Distribution of M-type pneumococci.

The distribution of phenotypes and genotypes of erythromycin-resistant pneumococci may vary considerably from area to area. As regards M-type isolates, recent Italian rates ranging between one-third (in the present study) and one-fifth (6, 13, 20, 23) of erythromycin-resistant isolates contrast with the complete absence of M-type pneumococci in recent surveys carried out in a country as close as France (1, 10). Rates of M-type isolates similar to those found in Italy have been reported in Greece (35), in a multinational European study (30), in Georgia (United States) (11), and in Taiwan (17); lower rates have been reported in Spain (32), Belgium (8), Central and Eastern European countries (24), and South Africa (22); higher rates have been reported in Germany (27), Japan (26), Canada (16), and in a nationwide study in the United States (9).

mef(A) and mef(E) genes in M-type pneumococci.
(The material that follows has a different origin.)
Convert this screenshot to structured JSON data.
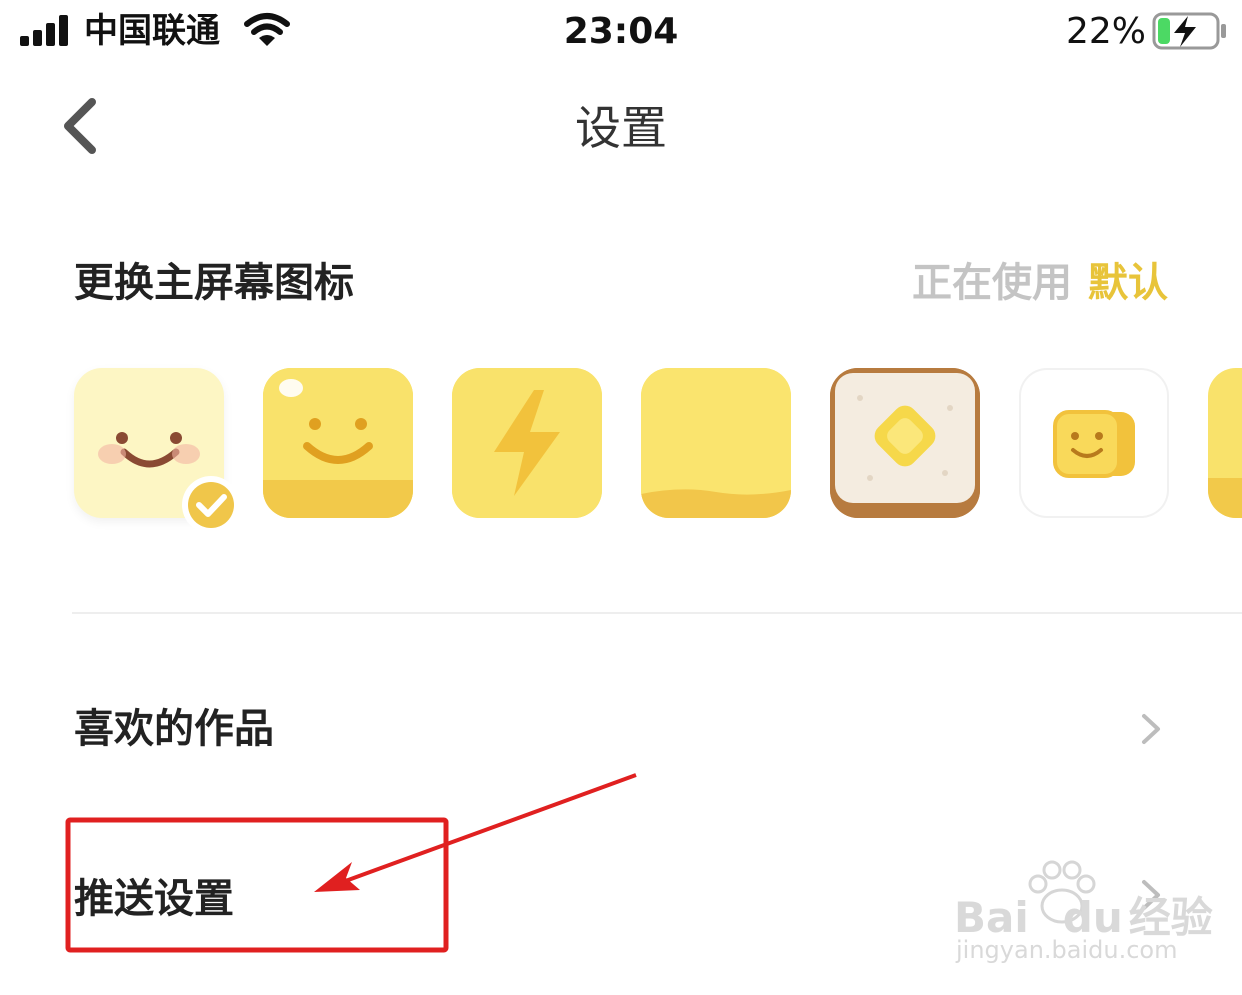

Far fewer data are available to assess the actual and different contributions of the mef(A) and mef(E) genes to M-type erythromycin resistance in pneumococci. Our finding of a prevalence of mef(A) over mef(E) is consistent with the results of another recent investigation in Italy (6): in our study, however, the mef(A)-to-mef(E) ratio was lower, and the mef(A)-positive strains were distributed over seven serotypes rather than belonging to serotype 14 only (6).

Conclusions.

The custom of designating the mef gene as mef(A) or mef(E) depending on its detection in S. pyogenes or S. pneumoniae rather than on the basis of specific, molecular differentiation should be reconsidered. The discrimination of mef(A) from mef(E) by RFLP analysis of the 348-bp PCR fragment (33) using a single endonuclease (BamHI) suggested herein is simple and rapid and should be recommended for future studies of M-type pneumococci. It would be interesting to see whether a similar mixed occurrence of mef(A) and mef(E) is also found in the M-type strains of S. pyogenes, which are usually considered to be associated with the mef(A) gene but without any specific attempt at discriminating between the two mef variants. In at least one study (2), both mef(A) and mef(E) have been separately detected in M-type strains of S. pyogenes. The same investigators also separately detected both mef(A) and mef(E) in M-type strains of Streptococcus agalactiae (3).